Department of Anesthesiology and Perioperative Medicine, Xijing Hospital, Air Force Military Medical University, Xi'an, 710032, China.
Department of Anesthesiology, Xi'an Hospital of Traditional Chinese Medicine, Xi'an, 710001, China.
Mol Neurobiol. 2021 Mar;58(3):1052-1061. doi: 10.1007/s12035-020-02171-2. Epub 2020 Oct 21.
Traumatic brain injury (TBI), which leads to high mortality and morbidity, is a prominent public health problem worldwide. Neuroinflammation involving microglia and astrocyte activation has been demonstrated to play critical role in the secondary injury induced by TBI. A1 astrocytes, which are induced by activated microglia, can directly kill neurons by secreting neurotoxic complement C3. Estrogen has been proved to possess neuroprotective effects, but the effect and underlying mechanism of estrogen on TBI-induced neuroinflammatory injury remain largely unclear. In this study, we constructed an adult male mouse model of TBI and immediately after injury treated the mice with 17β-estradiol (E2) (100 μg/kg, once every day via intraperitoneal injection) for 3 days. We found that E2 treatment significantly alleviated TBI-induced neurological deficits, neuronal injuries, and brain edema and significantly inhibited Iba1 and GFAP expression, which are markers of microglia and astrocyte activation, respectively. E2 treatment also significantly inhibited TLR4 and NF-κB protein expression, and significantly reduced the expression of the proinflammatory factors IL-1β, IL-6, and TNF-α. Moreover, E2 treatment significantly decreased the number of complement C3d/GFAP-positive cells and complement C3d protein expression. Taking these results together, we concluded that E2 treatment dramatically alleviates TBI neuroinflammatory injury by inhibiting TLR4/NF-κB pathway-mediated microglia and astrocyte activation and neuroinflammation and reducing A1-phenotype neurotoxic astrocyte activation. Our findings indicate that E2 treatment may be a potential therapy strategy for TBI-induced neuroinflammation injury.
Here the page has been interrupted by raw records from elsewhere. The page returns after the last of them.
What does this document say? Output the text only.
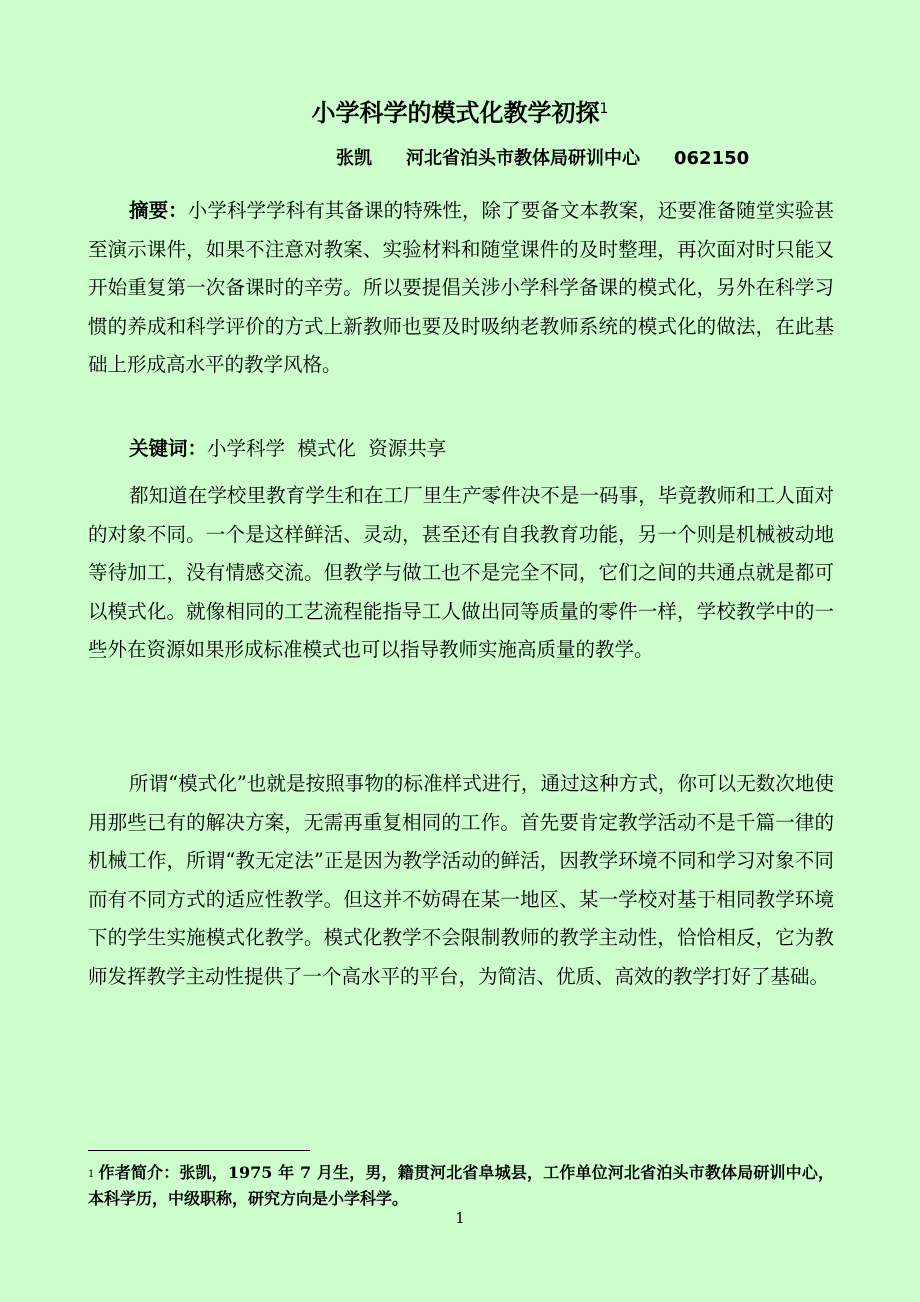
小学科学的模式化教学初探$^1$
张凯 河北省泊头市教体局研训中心 062150

摘要：小学科学学科有其备课的特殊性，除了要备文本教案，还要准备随堂实验甚至演示课件，如果不注意对教案、实验材料和随堂课件的及时整理，再次面对时只能又开始重复第一次备课时的辛劳。所以要提倡关涉小学科学备课的模式化，另外在科学习惯的养成和科学评价的方式上新教师也要及时吸纳老教师系统的模式化的做法，在此基础上形成高水平的教学风格。

关键词：小学科学  模式化  资源共享

都知道在学校里教育学生和在工厂里生产零件决不是一码事，毕竟教师和工人面对的对象不同。一个是这样鲜活、灵动，甚至还有自我教育功能，另一个则是机械被动地等待加工，没有情感交流。但教学与做工也不是完全不同，它们之间的共通点就是都可以模式化。就像相同的工艺流程能指导工人做出同等质量的零件一样，学校教学中的一些外在资源如果形成标准模式也可以指导教师实施高质量的教学。

所谓“模式化”也就是按照事物的标准样式进行，通过这种方式，你可以无数次地使用那些已有的解决方案，无需再重复相同的工作。首先要肯定教学活动不是千篇一律的机械工作，所谓“教无定法”正是因为教学活动的鲜活，因教学环境不同和学习对象不同而有不同方式的适应性教学。但这并不妨碍在某一地区、某一学校对基于相同教学环境下的学生实施模式化教学。模式化教学不会限制教师的教学主动性，恰恰相反，它为教师发挥教学主动性提供了一个高水平的平台，为简洁、优质、高效的教学打好了基础。

$^1$ 作者简介：张凯，1975 年 7 月生，男，籍贯河北省阜城县，工作单位河北省泊头市教体局研训中心，本科学历，中级职称，研究方向是小学科学。

1
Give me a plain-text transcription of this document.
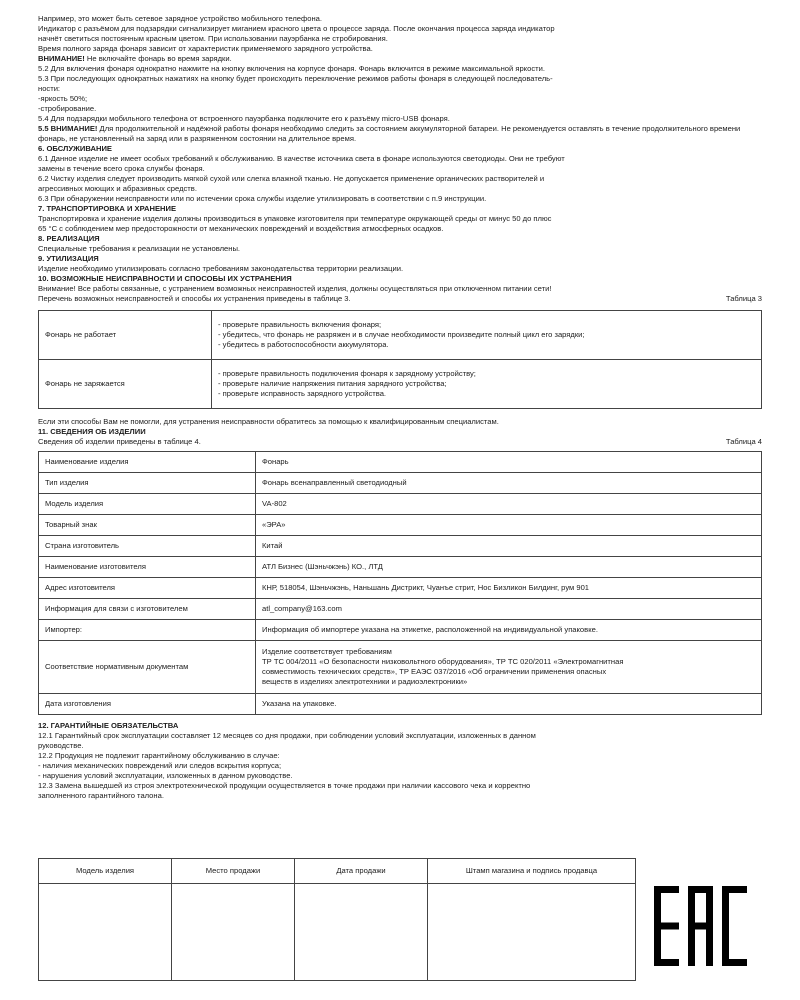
Например, это может быть сетевое зарядное устройство мобильного телефона.

Индикатор с разъёмом для подзарядки сигнализирует миганием красного цвета о процессе заряда. После окончания процесса заряда индикатор

начнёт светиться постоянным красным цветом. При использовании пауэрбанка не стробирования.

Время полного заряда фонаря зависит от характеристик применяемого зарядного устройства.

ВНИМАНИЕ! Не включайте фонарь во время зарядки.

5.2 Для включения фонаря однократно нажмите на кнопку включения на корпусе фонаря. Фонарь включится в режиме максимальной яркости.

5.3 При последующих однократных нажатиях на кнопку будет происходить переключение режимов работы фонаря в следующей последователь-

ности:

-яркость 50%;

-стробирование.

5.4 Для подзарядки мобильного телефона от встроенного пауэрбанка подключите его к разъёму micro-USB фонаря.

5.5 ВНИМАНИЕ! Для продолжительной и надёжной работы фонаря необходимо следить за состоянием аккумуляторной батареи. Не рекомендуется оставлять в течение продолжительного времени фонарь, не установленный на заряд или в разряженном состоянии на длительное время.

6. ОБСЛУЖИВАНИЕ

6.1 Данное изделие не имеет особых требований к обслуживанию. В качестве источника света в фонаре используются светодиоды. Они не требуют

замены в течение всего срока службы фонаря.

6.2 Чистку изделия следует производить мягкой сухой или слегка влажной тканью. Не допускается применение органических растворителей и

агрессивных моющих и абразивных средств.

6.3 При обнаружении неисправности или по истечении срока службы изделие утилизировать в соответствии с п.9 инструкции.

7. ТРАНСПОРТИРОВКА И ХРАНЕНИЕ

Транспортировка и хранение изделия должны производиться в упаковке изготовителя при температуре окружающей среды от минус 50 до плюс

65 °С с соблюдением мер предосторожности от механических повреждений и воздействия атмосферных осадков.

8. РЕАЛИЗАЦИЯ

Специальные требования к реализации не установлены.

9. УТИЛИЗАЦИЯ

Изделие необходимо утилизировать согласно требованиям законодательства территории реализации.

10. ВОЗМОЖНЫЕ НЕИСПРАВНОСТИ И СПОСОБЫ ИХ УСТРАНЕНИЯ

Внимание! Все работы связанные, с устранением возможных неисправностей изделия, должны осуществляться при отключенном питании сети!

Перечень возможных неисправностей и способы их устранения приведены в таблице 3.	Таблица 3
Фонарь не работает	- проверьте правильность включения фонаря;
- убедитесь, что фонарь не разряжен и в случае необходимости произведите полный цикл его зарядки;
- убедитесь в работоспособности аккумулятора.

Фонарь не заряжается	- проверьте правильность подключения фонаря к зарядному устройству;
- проверьте наличие напряжения питания зарядного устройства;
- проверьте исправность зарядного устройства.

Если эти способы Вам не помогли, для устранения неисправности обратитесь за помощью к квалифицированным специалистам.

11. СВЕДЕНИЯ ОБ ИЗДЕЛИИ

Сведения об изделии приведены в таблице 4.	Таблица 4
Наименование изделия	Фонарь
Тип изделия	Фонарь всенаправленный светодиодный
Модель изделия	VA-802
Товарный знак	«ЭРА»
Страна изготовитель	Китай
Наименование изготовителя	АТЛ Бизнес (Шэньчжэнь) КО., ЛТД
Адрес изготовителя	КНР, 518054, Шэньчжэнь, Наньшань Дистрикт, Чуанъе стрит, Нос Бизликон Билдинг, рум 901
Информация для связи с изготовителем	atl_company@163.com
Импортер:	Информация об импортере указана на этикетке, расположенной на индивидуальной упаковке.
Соответствие нормативным документам	Изделие соответствует требованиям
ТР ТС 004/2011 «О безопасности низковольтного оборудования», ТР ТС 020/2011 «Электромагнитная
совместимость технических средств», ТР ЕАЭС 037/2016 «Об ограничении применения опасных
веществ в изделиях электротехники и радиоэлектроники»

Дата изготовления	Указана на упаковке.

12. ГАРАНТИЙНЫЕ ОБЯЗАТЕЛЬСТВА

12.1 Гарантийный срок эксплуатации составляет 12 месяцев со дня продажи, при соблюдении условий эксплуатации, изложенных в данном

руководстве.

12.2 Продукция не подлежит гарантийному обслуживанию в случае:

- наличия механических повреждений или следов вскрытия корпуса;

- нарушения условий эксплуатации, изложенных в данном руководстве.

12.3 Замена вышедшей из строя электротехнической продукции осуществляется в точке продажи при наличии кассового чека и корректно

заполненного гарантийного талона.

Модель изделия	Место продажи	Дата продажи	Штамп магазина и подпись продавца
创伤性脑损伤(TBI)导致高死亡率和发病率,是全球一个突出的公共卫生问题。已经证明,涉及小胶质细胞和星形胶质细胞激活的神经炎症在 TBI 引起的继发性损伤中发挥关键作用。由激活的小胶质细胞诱导的 A1 星形胶质细胞可以通过分泌神经毒性补体 C3 直接杀死神经元。雌激素已被证明具有神经保护作用,但雌激素对 TBI 诱导的神经炎症损伤的作用和潜在机制在很大程度上仍不清楚。在这项研究中,我们构建了成年雄性小鼠 TBI 模型,并在损伤后立即用 17β-雌二醇(E2)(100μg/kg,通过腹腔注射每天一次)治疗小鼠 3 天。我们发现,E2 治疗显著减轻了 TBI 引起的神经功能缺损、神经元损伤和脑水肿,并显著抑制了 Iba1 和 GFAP 的表达,分别为小胶质细胞和星形胶质细胞激活的标志物。E2 治疗还显著抑制了 TLR4 和 NF-κB 蛋白的表达,并显著降低了促炎因子 IL-1β、IL-6 和 TNF-α的表达。此外,E2 治疗还显著减少了补体 C3d/GFAP 阳性细胞的数量和补体 C3d 蛋白的表达。综合这些结果,我们得出结论,E2 治疗通过抑制 TLR4/NF-κB 通路介导的小胶质细胞和星形胶质细胞激活和神经炎症,减少 A1 表型神经毒性星形胶质细胞激活,显著减轻 TBI 神经炎症损伤。我们的研究结果表明,E2 治疗可能是 TBI 诱导的神经炎症损伤的一种潜在治疗策略。